La zone euro s'oriente vers un report de sa décision sur le renforcement de son pare-feu contre la crise de la dette, du fait des fortes réserves de l'Allemagne qui estime qu'il n'y a plus urgence en dépit d'une pression internationale croissante.
La décision sera prise "courant mars" mais pas forcément lors du sommet européen des 1er et 2 mars, a laissé entendre dimanche le ministre allemand des Finances Wolfgang Schäuble.
Les dirigeants européens avaient à l'origine prévu de trancher cette question politiquement sensible au mois de mars et plus précisément lors de leur sommet de jeudi et vendredi à Bruxelles.
Mais le mois de "mars va du 1er au 31", a fait valoir M. Schäuble en marge d'une réunion ministérielle du G20 à Mexico. Dans cet intervalle, "nous examinerons la question de savoir si le volume du mécanisme européen de stabilité (MES) est suffisant au vu des derniers événements", a-t-il poursuivi.
Un sommet de la seule zone euro est en principe programmé vendredi matin pour se pencher sur cette question. Il semble en partie compromis à présent.
La décision pourrait être reportée, même si une discussion devrait avoir lieu, avance un diplomate européen. "On laissera le temps" à l'Allemagne, ajoute-t-il en faisant valoir que le contexte politique est délicat dans le pays.

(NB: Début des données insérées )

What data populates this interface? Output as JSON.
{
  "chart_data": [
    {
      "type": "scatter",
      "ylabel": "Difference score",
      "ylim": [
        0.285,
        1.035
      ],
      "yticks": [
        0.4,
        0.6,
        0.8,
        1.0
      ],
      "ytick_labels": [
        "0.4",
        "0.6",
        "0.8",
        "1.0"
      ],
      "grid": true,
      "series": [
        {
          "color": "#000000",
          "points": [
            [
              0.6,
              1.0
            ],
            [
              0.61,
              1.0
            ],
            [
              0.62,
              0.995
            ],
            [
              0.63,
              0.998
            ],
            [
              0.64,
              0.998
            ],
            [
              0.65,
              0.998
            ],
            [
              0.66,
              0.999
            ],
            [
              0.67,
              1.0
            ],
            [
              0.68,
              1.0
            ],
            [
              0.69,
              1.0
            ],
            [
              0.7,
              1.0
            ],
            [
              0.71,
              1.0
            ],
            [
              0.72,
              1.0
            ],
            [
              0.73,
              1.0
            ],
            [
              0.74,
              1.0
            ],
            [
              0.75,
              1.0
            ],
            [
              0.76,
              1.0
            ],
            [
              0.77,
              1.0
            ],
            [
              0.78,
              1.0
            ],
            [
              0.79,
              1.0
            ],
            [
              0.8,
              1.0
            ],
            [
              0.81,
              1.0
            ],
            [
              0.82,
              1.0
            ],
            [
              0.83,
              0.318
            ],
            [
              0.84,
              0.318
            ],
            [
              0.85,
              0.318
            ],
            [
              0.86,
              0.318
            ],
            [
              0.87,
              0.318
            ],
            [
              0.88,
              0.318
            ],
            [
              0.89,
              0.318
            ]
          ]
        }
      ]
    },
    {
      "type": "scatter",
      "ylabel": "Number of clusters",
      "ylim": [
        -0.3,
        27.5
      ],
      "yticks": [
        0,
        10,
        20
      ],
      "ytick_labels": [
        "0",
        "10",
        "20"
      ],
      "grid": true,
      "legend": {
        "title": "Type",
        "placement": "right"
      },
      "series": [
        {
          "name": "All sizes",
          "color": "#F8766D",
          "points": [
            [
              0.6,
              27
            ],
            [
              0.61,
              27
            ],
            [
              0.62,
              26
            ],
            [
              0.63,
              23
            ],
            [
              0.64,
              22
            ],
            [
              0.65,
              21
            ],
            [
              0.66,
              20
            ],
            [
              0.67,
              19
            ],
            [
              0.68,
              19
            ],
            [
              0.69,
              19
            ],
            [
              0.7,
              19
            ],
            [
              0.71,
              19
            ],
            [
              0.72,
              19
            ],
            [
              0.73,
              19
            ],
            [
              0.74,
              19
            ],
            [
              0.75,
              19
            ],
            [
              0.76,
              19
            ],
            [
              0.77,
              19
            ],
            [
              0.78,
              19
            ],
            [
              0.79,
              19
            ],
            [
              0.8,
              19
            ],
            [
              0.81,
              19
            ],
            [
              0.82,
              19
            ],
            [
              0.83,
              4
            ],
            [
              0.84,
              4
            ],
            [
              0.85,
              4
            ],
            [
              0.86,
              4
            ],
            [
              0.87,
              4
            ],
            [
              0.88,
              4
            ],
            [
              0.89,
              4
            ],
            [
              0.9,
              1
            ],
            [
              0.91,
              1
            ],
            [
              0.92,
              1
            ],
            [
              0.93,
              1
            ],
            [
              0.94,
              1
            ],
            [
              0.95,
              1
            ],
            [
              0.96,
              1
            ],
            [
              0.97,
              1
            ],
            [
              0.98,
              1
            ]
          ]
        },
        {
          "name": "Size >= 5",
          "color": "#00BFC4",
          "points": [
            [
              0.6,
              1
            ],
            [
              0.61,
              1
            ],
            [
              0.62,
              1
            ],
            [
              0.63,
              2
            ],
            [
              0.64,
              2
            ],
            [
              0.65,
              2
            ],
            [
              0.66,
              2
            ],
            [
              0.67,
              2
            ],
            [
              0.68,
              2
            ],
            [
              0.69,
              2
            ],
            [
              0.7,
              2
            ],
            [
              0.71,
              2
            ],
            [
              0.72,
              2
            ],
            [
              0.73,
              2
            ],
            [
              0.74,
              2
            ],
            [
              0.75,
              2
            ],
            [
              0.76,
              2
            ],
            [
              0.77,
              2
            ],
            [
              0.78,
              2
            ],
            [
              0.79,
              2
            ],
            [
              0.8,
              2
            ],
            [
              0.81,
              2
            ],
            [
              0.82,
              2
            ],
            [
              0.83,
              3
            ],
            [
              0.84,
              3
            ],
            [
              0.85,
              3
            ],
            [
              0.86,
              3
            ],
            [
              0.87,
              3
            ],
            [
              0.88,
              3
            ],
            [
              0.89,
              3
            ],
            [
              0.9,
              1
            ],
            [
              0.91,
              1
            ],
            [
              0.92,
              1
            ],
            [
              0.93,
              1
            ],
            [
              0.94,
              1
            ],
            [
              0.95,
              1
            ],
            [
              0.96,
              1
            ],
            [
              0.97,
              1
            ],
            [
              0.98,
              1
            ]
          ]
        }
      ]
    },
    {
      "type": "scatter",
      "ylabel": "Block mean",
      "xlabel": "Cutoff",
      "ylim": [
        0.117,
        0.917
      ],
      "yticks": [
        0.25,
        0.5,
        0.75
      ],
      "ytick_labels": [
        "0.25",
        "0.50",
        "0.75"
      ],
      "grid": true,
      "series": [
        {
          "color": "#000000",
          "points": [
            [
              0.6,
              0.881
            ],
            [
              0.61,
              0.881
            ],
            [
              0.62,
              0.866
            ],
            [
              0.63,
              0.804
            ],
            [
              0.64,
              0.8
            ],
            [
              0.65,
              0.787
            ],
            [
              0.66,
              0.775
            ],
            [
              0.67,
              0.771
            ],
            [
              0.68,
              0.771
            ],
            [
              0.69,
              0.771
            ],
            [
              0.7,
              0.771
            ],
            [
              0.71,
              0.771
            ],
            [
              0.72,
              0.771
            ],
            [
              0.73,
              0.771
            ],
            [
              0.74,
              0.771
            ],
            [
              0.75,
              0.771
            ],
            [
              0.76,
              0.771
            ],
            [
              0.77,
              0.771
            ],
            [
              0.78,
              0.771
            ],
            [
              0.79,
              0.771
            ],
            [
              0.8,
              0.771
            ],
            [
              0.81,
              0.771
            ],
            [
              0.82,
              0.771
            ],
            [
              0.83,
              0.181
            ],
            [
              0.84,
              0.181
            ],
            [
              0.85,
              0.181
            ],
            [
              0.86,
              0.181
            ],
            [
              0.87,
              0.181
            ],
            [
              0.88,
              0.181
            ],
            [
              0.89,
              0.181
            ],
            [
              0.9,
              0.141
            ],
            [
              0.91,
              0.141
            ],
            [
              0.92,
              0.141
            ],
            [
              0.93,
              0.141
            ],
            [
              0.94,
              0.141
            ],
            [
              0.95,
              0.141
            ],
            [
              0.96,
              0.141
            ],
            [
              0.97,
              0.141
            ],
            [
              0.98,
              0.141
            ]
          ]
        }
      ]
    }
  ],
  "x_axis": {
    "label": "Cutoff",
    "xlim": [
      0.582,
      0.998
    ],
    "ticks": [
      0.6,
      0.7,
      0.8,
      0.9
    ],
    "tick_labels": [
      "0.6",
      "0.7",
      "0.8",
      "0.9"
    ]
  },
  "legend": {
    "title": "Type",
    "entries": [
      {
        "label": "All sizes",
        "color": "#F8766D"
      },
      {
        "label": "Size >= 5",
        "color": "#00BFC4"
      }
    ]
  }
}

Principal contributeur aux mécanismes de soutien au sein de la zone euro, Berlin fait barrage sur ce dossier, malgré l'intense pression des Etats-Unis, du Fonds monétaire international (FMI) et de ses partenaires européens qui cherchent à mettre fin à une crise qui dure depuis plus de deux ans.

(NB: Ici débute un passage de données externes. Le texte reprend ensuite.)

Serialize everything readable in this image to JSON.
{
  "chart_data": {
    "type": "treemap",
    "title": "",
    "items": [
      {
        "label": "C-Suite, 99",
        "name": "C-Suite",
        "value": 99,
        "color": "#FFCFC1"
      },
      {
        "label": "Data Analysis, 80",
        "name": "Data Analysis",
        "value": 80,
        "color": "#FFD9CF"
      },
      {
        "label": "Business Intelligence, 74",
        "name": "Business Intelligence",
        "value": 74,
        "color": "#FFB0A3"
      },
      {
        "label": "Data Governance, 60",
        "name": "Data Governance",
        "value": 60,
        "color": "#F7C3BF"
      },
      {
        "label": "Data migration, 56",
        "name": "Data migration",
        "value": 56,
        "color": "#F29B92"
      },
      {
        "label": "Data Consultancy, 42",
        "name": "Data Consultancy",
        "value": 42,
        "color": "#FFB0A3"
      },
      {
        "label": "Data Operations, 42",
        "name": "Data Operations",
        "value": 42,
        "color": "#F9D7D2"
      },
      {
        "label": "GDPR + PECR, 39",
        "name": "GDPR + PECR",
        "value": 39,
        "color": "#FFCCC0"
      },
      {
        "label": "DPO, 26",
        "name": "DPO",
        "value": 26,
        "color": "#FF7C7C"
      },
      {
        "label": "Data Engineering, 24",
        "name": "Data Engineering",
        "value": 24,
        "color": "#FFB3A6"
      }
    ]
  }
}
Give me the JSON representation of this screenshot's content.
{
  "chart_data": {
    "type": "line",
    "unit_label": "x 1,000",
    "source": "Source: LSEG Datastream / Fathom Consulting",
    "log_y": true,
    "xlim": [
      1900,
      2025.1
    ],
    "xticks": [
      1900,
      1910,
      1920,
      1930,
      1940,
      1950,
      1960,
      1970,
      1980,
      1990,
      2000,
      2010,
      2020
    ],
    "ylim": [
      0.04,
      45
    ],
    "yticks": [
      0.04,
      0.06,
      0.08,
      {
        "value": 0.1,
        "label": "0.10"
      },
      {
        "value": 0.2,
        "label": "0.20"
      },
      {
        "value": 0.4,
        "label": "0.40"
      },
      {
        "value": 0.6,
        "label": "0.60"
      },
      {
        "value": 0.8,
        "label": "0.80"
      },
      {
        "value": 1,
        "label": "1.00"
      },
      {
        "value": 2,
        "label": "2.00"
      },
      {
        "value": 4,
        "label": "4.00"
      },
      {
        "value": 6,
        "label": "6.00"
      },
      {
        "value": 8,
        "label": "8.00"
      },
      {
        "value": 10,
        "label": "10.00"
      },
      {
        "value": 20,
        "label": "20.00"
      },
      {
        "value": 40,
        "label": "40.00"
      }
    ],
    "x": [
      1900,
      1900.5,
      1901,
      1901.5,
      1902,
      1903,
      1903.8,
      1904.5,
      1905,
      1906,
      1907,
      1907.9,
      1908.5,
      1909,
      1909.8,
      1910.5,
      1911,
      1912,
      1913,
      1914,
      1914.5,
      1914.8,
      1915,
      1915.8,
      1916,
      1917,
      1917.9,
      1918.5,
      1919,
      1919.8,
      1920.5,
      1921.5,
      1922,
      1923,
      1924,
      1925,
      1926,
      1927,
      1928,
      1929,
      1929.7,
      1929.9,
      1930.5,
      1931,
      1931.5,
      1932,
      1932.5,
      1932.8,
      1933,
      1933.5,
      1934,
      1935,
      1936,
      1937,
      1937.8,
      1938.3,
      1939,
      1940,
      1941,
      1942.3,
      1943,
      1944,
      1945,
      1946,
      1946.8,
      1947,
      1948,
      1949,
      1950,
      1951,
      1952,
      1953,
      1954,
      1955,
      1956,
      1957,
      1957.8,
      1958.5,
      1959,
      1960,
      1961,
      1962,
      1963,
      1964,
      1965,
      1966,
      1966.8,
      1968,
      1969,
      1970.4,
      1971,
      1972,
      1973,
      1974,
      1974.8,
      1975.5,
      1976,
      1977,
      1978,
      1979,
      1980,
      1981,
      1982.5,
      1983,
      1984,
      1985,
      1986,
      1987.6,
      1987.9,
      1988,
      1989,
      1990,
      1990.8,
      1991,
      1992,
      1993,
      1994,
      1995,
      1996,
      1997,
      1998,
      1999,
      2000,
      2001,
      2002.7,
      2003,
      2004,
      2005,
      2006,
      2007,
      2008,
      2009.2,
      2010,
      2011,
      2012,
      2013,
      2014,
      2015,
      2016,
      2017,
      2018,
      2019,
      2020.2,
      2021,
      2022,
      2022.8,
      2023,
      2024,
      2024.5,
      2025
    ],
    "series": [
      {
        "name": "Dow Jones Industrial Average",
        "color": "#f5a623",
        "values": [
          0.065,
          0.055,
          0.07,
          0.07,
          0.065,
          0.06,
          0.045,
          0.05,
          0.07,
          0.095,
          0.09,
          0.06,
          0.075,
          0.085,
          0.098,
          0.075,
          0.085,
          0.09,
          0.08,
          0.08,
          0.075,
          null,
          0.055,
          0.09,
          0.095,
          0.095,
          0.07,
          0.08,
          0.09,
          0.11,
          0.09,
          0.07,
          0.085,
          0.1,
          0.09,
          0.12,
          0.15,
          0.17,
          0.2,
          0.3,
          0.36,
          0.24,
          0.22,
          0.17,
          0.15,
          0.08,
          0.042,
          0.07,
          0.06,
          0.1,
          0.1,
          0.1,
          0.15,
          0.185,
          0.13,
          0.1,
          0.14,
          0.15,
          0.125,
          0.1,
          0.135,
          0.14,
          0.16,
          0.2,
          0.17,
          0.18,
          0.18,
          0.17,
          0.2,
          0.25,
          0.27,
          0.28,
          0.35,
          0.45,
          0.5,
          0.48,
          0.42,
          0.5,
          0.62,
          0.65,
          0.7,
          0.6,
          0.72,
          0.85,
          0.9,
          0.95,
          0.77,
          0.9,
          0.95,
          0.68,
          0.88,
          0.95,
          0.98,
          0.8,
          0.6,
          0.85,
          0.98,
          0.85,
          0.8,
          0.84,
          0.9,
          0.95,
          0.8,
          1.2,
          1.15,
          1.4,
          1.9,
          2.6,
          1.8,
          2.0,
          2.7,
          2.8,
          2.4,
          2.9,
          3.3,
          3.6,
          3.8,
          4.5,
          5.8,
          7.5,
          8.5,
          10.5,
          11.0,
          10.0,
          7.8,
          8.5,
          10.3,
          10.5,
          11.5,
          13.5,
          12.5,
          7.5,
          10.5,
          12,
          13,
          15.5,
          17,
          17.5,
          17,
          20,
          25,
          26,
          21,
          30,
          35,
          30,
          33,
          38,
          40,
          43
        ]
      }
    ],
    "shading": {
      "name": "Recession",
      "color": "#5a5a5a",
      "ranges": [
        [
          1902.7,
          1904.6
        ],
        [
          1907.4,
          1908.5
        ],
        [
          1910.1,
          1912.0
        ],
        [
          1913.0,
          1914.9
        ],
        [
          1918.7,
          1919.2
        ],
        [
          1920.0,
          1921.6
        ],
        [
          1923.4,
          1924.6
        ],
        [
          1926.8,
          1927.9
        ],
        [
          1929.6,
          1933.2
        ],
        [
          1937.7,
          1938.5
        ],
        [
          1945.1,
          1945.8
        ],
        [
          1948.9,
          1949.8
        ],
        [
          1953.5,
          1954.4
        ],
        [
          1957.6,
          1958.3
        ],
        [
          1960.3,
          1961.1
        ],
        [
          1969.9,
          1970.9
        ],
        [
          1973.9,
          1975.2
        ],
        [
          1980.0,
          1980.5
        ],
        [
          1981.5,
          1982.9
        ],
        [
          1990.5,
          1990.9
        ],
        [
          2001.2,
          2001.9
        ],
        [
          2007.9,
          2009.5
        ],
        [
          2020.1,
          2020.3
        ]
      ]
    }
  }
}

Pour rassurer les marchés sur leur capacité à éviter une contagion, la plupart des pays de la zone euro souhaitent combiner la capacité de prêts du fonds de secours temporaire, le Fonds européen de stabilité financière (FESF), avec celle du MES (500 milliards d'euros en théorie), qui commencera à fonctionner en juillet. Cela permettrait d'obtenir une force de frappe de 750 milliards d'euros. Pour l'instant, Berlin dit vouloir en rester à 500 milliards.
"Faites-le vite et avec force, et faites en sorte que vos engagements soient suivis d'effets", a exhorté ce week-end le secrétaire au Trésor des Etats-Unis, Timothy Geithner, à Mexico.

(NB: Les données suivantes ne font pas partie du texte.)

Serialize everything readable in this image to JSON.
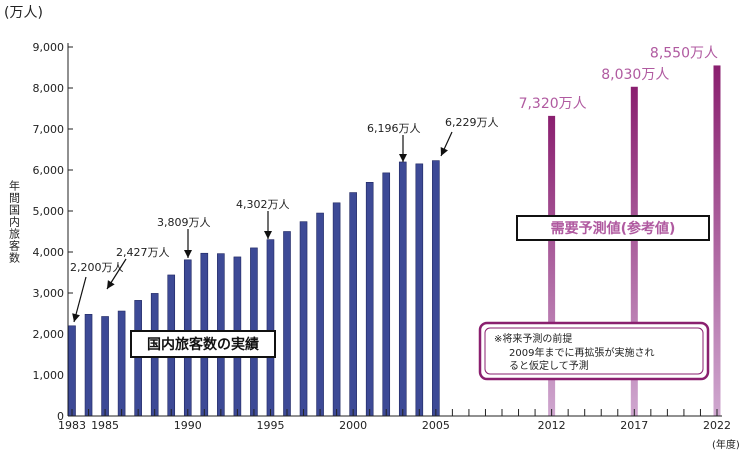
{
  "chart_data": {
    "type": "bar",
    "unit_label": "(万人)",
    "ylabel": "年間国内旅客数",
    "xunit": "(年度)",
    "ylim": [
      0,
      9000
    ],
    "y_ticks": [
      0,
      1000,
      2000,
      3000,
      4000,
      5000,
      6000,
      7000,
      8000,
      9000
    ],
    "y_tick_labels": [
      "0",
      "1,000",
      "2,000",
      "3,000",
      "4,000",
      "5,000",
      "6,000",
      "7,000",
      "8,000",
      "9,000"
    ],
    "x_range": [
      1983,
      2022
    ],
    "x_tick_labels": [
      {
        "year": 1983,
        "label": "1983"
      },
      {
        "year": 1985,
        "label": "1985"
      },
      {
        "year": 1990,
        "label": "1990"
      },
      {
        "year": 1995,
        "label": "1995"
      },
      {
        "year": 2000,
        "label": "2000"
      },
      {
        "year": 2005,
        "label": "2005"
      },
      {
        "year": 2012,
        "label": "2012"
      },
      {
        "year": 2017,
        "label": "2017"
      },
      {
        "year": 2022,
        "label": "2022"
      }
    ],
    "series": [
      {
        "name": "国内旅客数の実績",
        "color": "#3d4a96",
        "x": [
          1983,
          1984,
          1985,
          1986,
          1987,
          1988,
          1989,
          1990,
          1991,
          1992,
          1993,
          1994,
          1995,
          1996,
          1997,
          1998,
          1999,
          2000,
          2001,
          2002,
          2003,
          2004,
          2005
        ],
        "values": [
          2200,
          2480,
          2427,
          2560,
          2820,
          2990,
          3440,
          3809,
          3970,
          3960,
          3880,
          4100,
          4302,
          4500,
          4740,
          4950,
          5200,
          5450,
          5700,
          5930,
          6196,
          6150,
          6229
        ]
      },
      {
        "name": "需要予測値(参考値)",
        "color": "#b05aa0",
        "x": [
          2012,
          2017,
          2022
        ],
        "values": [
          7320,
          8030,
          8550
        ]
      }
    ],
    "annotations": [
      {
        "text": "2,200万人",
        "year": 1983,
        "value": 2200
      },
      {
        "text": "2,427万人",
        "year": 1985,
        "value": 2427
      },
      {
        "text": "3,809万人",
        "year": 1990,
        "value": 3809
      },
      {
        "text": "4,302万人",
        "year": 1995,
        "value": 4302
      },
      {
        "text": "6,196万人",
        "year": 2003,
        "value": 6196
      },
      {
        "text": "6,229万人",
        "year": 2005,
        "value": 6229
      }
    ],
    "forecast_labels": [
      {
        "text": "7,320万人",
        "year": 2012
      },
      {
        "text": "8,030万人",
        "year": 2017
      },
      {
        "text": "8,550万人",
        "year": 2022
      }
    ],
    "actual_label": "国内旅客数の実績",
    "forecast_label": "需要予測値(参考値)",
    "note": {
      "title": "※将来予測の前提",
      "line1": "2009年までに再拡張が実施され",
      "line2": "ると仮定して予測"
    }
  }
}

La chancelière allemande Angela Merkel reste sourde à ces suppliques car elle doit d'abord faire voter lundi le second plan de sauvetage pour la Grèce, une étape dont l'issue ne fait guère de doute, une large majorité de députés s'apprêtant à donner leur feu vert.
Mais les députés de sa coalition, réservés sur le bien-fondé des aides fournies par l'Allemagne depuis le début de la crise, vont saisir l'occasion pour dire non au renforcement du MES, en faisant voter une motion. Il est donc difficile pour la chancelière de relancer le sujet dans l'immédiat.
"L'Allemagne a depuis le début de cette crise sa propre dynamique décisionnelle. Merkel doit souvent temporiser", souligne un diplomate européen.
Autre facteur: Berlin a engagé un bras de fer avec le FMI qui doit lui aussi venir en aide à la zone euro via une augmentation de ses ressources.
Seulement, chaque partie estime que c'est à l'autre de faire le premier pas, le FMI attendant un pare-feu convaincant de la zone euro, tandis que Berlin veut en savoir plus sur les intentions de l'institut dirigé par Christine Lagarde.
Une décision du FMI sur l'accroissement de ses fonds propres est attendue seulement en avril. Du coup, un responsable de la zone euro, sous couvert d'anonymat, n'exclut pas que la zone euro repousse sa décision sur l'augmentation de son Fonds de secours au mois d'avril pour la faire coïncider avec celle du FMI, "avec éventuellement convocation d'un sommet extraordinaire des dirigeants de la zone euro".
D'ici là, le FMI doit décider quelle sera sa participation au second plan d'aide à la Grèce. Compte tenu du blocage sur le pare-feu, il pourrait se contenter d'une contribution limitée, estiment des diplomates.